My question is about monoidal categories. To motivate it, let me first recall something about group objects.

Assume you define a group object in a category $C$ with products by an object $G$ together with morphisms $G \times G \to G, G \to G, * \to G$, so that the diagrams commute which correspond to the group axioms. Then you want to generalize some elementary properties from usual groups ($C=Set$) to these group objects, but it is quite hard to write down the relevant diagrams. For example when you want to prove that there is a actually at most one unit $* \to G$, a morphism $G \to G'$ between group objects which respects the multiplication already respects the inversion and the unit, left-inverse implies right-inverse, etc. But all this may be reduced to the case $C=Set$ by using the Yoneda-Lemma and the the definition of a group object as an object together with a factoriation of its hom-functor over the category of usual groups.

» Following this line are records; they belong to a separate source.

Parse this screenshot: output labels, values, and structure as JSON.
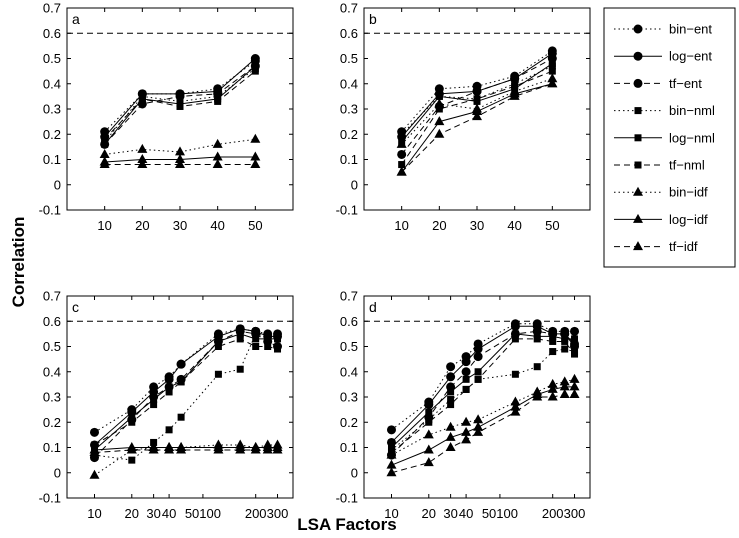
{
  "figure": {
    "ylabel": "Correlation",
    "xlabel": "LSA Factors"
  },
  "legend": {
    "placement": "right",
    "entries": [
      {
        "label": "bin−ent",
        "line": "dotted",
        "marker": "circle"
      },
      {
        "label": "log−ent",
        "line": "solid",
        "marker": "circle"
      },
      {
        "label": "tf−ent",
        "line": "dashed",
        "marker": "circle"
      },
      {
        "label": "bin−nml",
        "line": "dotted",
        "marker": "square"
      },
      {
        "label": "log−nml",
        "line": "solid",
        "marker": "square"
      },
      {
        "label": "tf−nml",
        "line": "dashed",
        "marker": "square"
      },
      {
        "label": "bin−idf",
        "line": "dotted",
        "marker": "triangle"
      },
      {
        "label": "log−idf",
        "line": "solid",
        "marker": "triangle"
      },
      {
        "label": "tf−idf",
        "line": "dashed",
        "marker": "triangle"
      }
    ]
  },
  "chart_data": [
    {
      "panel": "a",
      "type": "line",
      "x": [
        10,
        20,
        30,
        40,
        50
      ],
      "xticks": [
        "10",
        "20",
        "30",
        "40",
        "50"
      ],
      "ylim": [
        -0.1,
        0.7
      ],
      "yticks": [
        "-0.1",
        "0",
        "0.1",
        "0.2",
        "0.3",
        "0.4",
        "0.5",
        "0.6",
        "0.7"
      ],
      "reference_line": 0.6,
      "series": [
        {
          "name": "bin−ent",
          "values": [
            0.21,
            0.36,
            0.36,
            0.38,
            0.49
          ]
        },
        {
          "name": "log−ent",
          "values": [
            0.19,
            0.36,
            0.36,
            0.37,
            0.5
          ]
        },
        {
          "name": "tf−ent",
          "values": [
            0.16,
            0.32,
            0.35,
            0.36,
            0.47
          ]
        },
        {
          "name": "bin−nml",
          "values": [
            0.17,
            0.35,
            0.33,
            0.35,
            0.46
          ]
        },
        {
          "name": "log−nml",
          "values": [
            0.16,
            0.34,
            0.32,
            0.34,
            0.47
          ]
        },
        {
          "name": "tf−nml",
          "values": [
            0.18,
            0.34,
            0.31,
            0.33,
            0.45
          ]
        },
        {
          "name": "bin−idf",
          "values": [
            0.12,
            0.14,
            0.13,
            0.16,
            0.18
          ]
        },
        {
          "name": "log−idf",
          "values": [
            0.09,
            0.1,
            0.1,
            0.11,
            0.11
          ]
        },
        {
          "name": "tf−idf",
          "values": [
            0.08,
            0.08,
            0.08,
            0.08,
            0.08
          ]
        }
      ]
    },
    {
      "panel": "b",
      "type": "line",
      "x": [
        10,
        20,
        30,
        40,
        50
      ],
      "xticks": [
        "10",
        "20",
        "30",
        "40",
        "50"
      ],
      "ylim": [
        -0.1,
        0.7
      ],
      "yticks": [
        "-0.1",
        "0",
        "0.1",
        "0.2",
        "0.3",
        "0.4",
        "0.5",
        "0.6",
        "0.7"
      ],
      "reference_line": 0.6,
      "series": [
        {
          "name": "bin−ent",
          "values": [
            0.21,
            0.38,
            0.39,
            0.43,
            0.53
          ]
        },
        {
          "name": "log−ent",
          "values": [
            0.19,
            0.36,
            0.37,
            0.42,
            0.52
          ]
        },
        {
          "name": "tf−ent",
          "values": [
            0.12,
            0.31,
            0.37,
            0.42,
            0.5
          ]
        },
        {
          "name": "bin−nml",
          "values": [
            0.2,
            0.35,
            0.34,
            0.4,
            0.47
          ]
        },
        {
          "name": "log−nml",
          "values": [
            0.17,
            0.35,
            0.33,
            0.38,
            0.48
          ]
        },
        {
          "name": "tf−nml",
          "values": [
            0.08,
            0.3,
            0.34,
            0.39,
            0.45
          ]
        },
        {
          "name": "bin−idf",
          "values": [
            0.16,
            0.32,
            0.3,
            0.37,
            0.42
          ]
        },
        {
          "name": "log−idf",
          "values": [
            0.05,
            0.25,
            0.29,
            0.36,
            0.4
          ]
        },
        {
          "name": "tf−idf",
          "values": [
            0.05,
            0.2,
            0.27,
            0.35,
            0.4
          ]
        }
      ]
    },
    {
      "panel": "c",
      "type": "line",
      "x": [
        10,
        20,
        30,
        40,
        50,
        100,
        150,
        200,
        250,
        300
      ],
      "xticks": [
        "10",
        "20",
        "30",
        "40",
        "50100",
        "200",
        "300"
      ],
      "ylim": [
        -0.1,
        0.7
      ],
      "yticks": [
        "-0.1",
        "0",
        "0.1",
        "0.2",
        "0.3",
        "0.4",
        "0.5",
        "0.6",
        "0.7"
      ],
      "reference_line": 0.6,
      "series": [
        {
          "name": "bin−ent",
          "values": [
            0.16,
            0.25,
            0.34,
            0.38,
            0.43,
            0.55,
            0.57,
            0.56,
            0.55,
            0.55
          ]
        },
        {
          "name": "log−ent",
          "values": [
            0.11,
            0.24,
            0.32,
            0.37,
            0.43,
            0.54,
            0.57,
            0.56,
            0.54,
            0.54
          ]
        },
        {
          "name": "tf−ent",
          "values": [
            0.06,
            0.21,
            0.3,
            0.34,
            0.37,
            0.52,
            0.56,
            0.55,
            0.52,
            0.5
          ]
        },
        {
          "name": "bin−nml",
          "values": [
            0.07,
            0.05,
            0.12,
            0.17,
            0.22,
            0.39,
            0.41,
            0.55,
            0.54,
            0.54
          ]
        },
        {
          "name": "log−nml",
          "values": [
            0.09,
            0.22,
            0.29,
            0.34,
            0.36,
            0.52,
            0.55,
            0.53,
            0.53,
            0.53
          ]
        },
        {
          "name": "tf−nml",
          "values": [
            0.11,
            0.2,
            0.27,
            0.32,
            0.36,
            0.5,
            0.53,
            0.5,
            0.5,
            0.49
          ]
        },
        {
          "name": "bin−idf",
          "values": [
            -0.01,
            0.09,
            0.1,
            0.1,
            0.1,
            0.11,
            0.11,
            0.1,
            0.11,
            0.11
          ]
        },
        {
          "name": "log−idf",
          "values": [
            0.09,
            0.1,
            0.1,
            0.1,
            0.1,
            0.1,
            0.1,
            0.1,
            0.1,
            0.1
          ]
        },
        {
          "name": "tf−idf",
          "values": [
            0.08,
            0.09,
            0.09,
            0.09,
            0.09,
            0.09,
            0.09,
            0.09,
            0.09,
            0.09
          ]
        }
      ]
    },
    {
      "panel": "d",
      "type": "line",
      "x": [
        10,
        20,
        30,
        40,
        50,
        100,
        150,
        200,
        250,
        300
      ],
      "xticks": [
        "10",
        "20",
        "30",
        "40",
        "50100",
        "200",
        "300"
      ],
      "ylim": [
        -0.1,
        0.7
      ],
      "yticks": [
        "-0.1",
        "0",
        "0.1",
        "0.2",
        "0.3",
        "0.4",
        "0.5",
        "0.6",
        "0.7"
      ],
      "reference_line": 0.6,
      "series": [
        {
          "name": "bin−ent",
          "values": [
            0.17,
            0.28,
            0.42,
            0.46,
            0.51,
            0.59,
            0.59,
            0.56,
            0.56,
            0.56
          ]
        },
        {
          "name": "log−ent",
          "values": [
            0.12,
            0.27,
            0.38,
            0.44,
            0.49,
            0.58,
            0.58,
            0.55,
            0.55,
            0.51
          ]
        },
        {
          "name": "tf−ent",
          "values": [
            0.07,
            0.22,
            0.34,
            0.4,
            0.46,
            0.55,
            0.56,
            0.55,
            0.55,
            0.5
          ]
        },
        {
          "name": "bin−nml",
          "values": [
            0.09,
            0.21,
            0.29,
            0.33,
            0.37,
            0.39,
            0.42,
            0.48,
            0.49,
            0.48
          ]
        },
        {
          "name": "log−nml",
          "values": [
            0.1,
            0.24,
            0.32,
            0.37,
            0.4,
            0.55,
            0.54,
            0.54,
            0.53,
            0.53
          ]
        },
        {
          "name": "tf−nml",
          "values": [
            0.08,
            0.2,
            0.27,
            0.33,
            0.37,
            0.53,
            0.53,
            0.52,
            0.52,
            0.47
          ]
        },
        {
          "name": "bin−idf",
          "values": [
            0.07,
            0.15,
            0.18,
            0.2,
            0.21,
            0.28,
            0.32,
            0.35,
            0.36,
            0.37
          ]
        },
        {
          "name": "log−idf",
          "values": [
            0.03,
            0.09,
            0.14,
            0.16,
            0.18,
            0.26,
            0.31,
            0.33,
            0.34,
            0.34
          ]
        },
        {
          "name": "tf−idf",
          "values": [
            0.0,
            0.04,
            0.1,
            0.13,
            0.16,
            0.24,
            0.3,
            0.3,
            0.31,
            0.31
          ]
        }
      ]
    }
  ]
}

Then these calculations are easy and you don't have to produce all these diagrams.

My question is: Is there a similar definition for a monoidal category? Specifically, I want to see a neat (diagram-free?) proof of Lemma 3.2.5 in this note (Pareigis' lectures on quantum groups), which is intuitive and does not come up with diagrams without motivating them. (For me, "We tried to prove it and finally this diagram worked" is no intuition.) The lemma implies for example that the endomorphism monoid of the unit object of a monoidal category is abelian, which is quite surprising (for me). This Lemma is just one example. It seems to me that monoidal categories are "weak monoids in the 2-category Cat", but I don't see yet if this description actually simplifies these diagrams.

Best Answer

The kind of thing you are looking for applies not just to monoidal categories, but to bicategories, and it is called the bicategorical Yoneda lemma. If $B$ is a small bicategory, one may form the strict 2-category $[B^{op}, Cat]$ consisting of weak 2-functors (aka homomorphisms), pseudonatural transformations, and modifications from $B^{op}$ to $Cat$. Then there is a Yoneda embedding

$$y: B \to [B^{op}, Cat]$$

sending an object $b$ to $\hom(-, b)$, and the mapping of $B$ onto its image is a bi-equivalence. The image however is a strict 2-category, and hence we get from this a coherence theorem which assures us that all definable diagrams (in say the free monoidal category generated by a discrete category) commute. This line of thinking was introduced by Street in his paper Fibrations in Bicategories (for which there is also a correction).

This is really the modern point of view on coherence in monoidal categories. An exposition which focuses on monoidal categories can be found (I believe) in Braided Tensor Categories by Joyal and Street.

It is true that monoidal categories can be described as weak monoids, but this by itself doesn't solve coherence issues.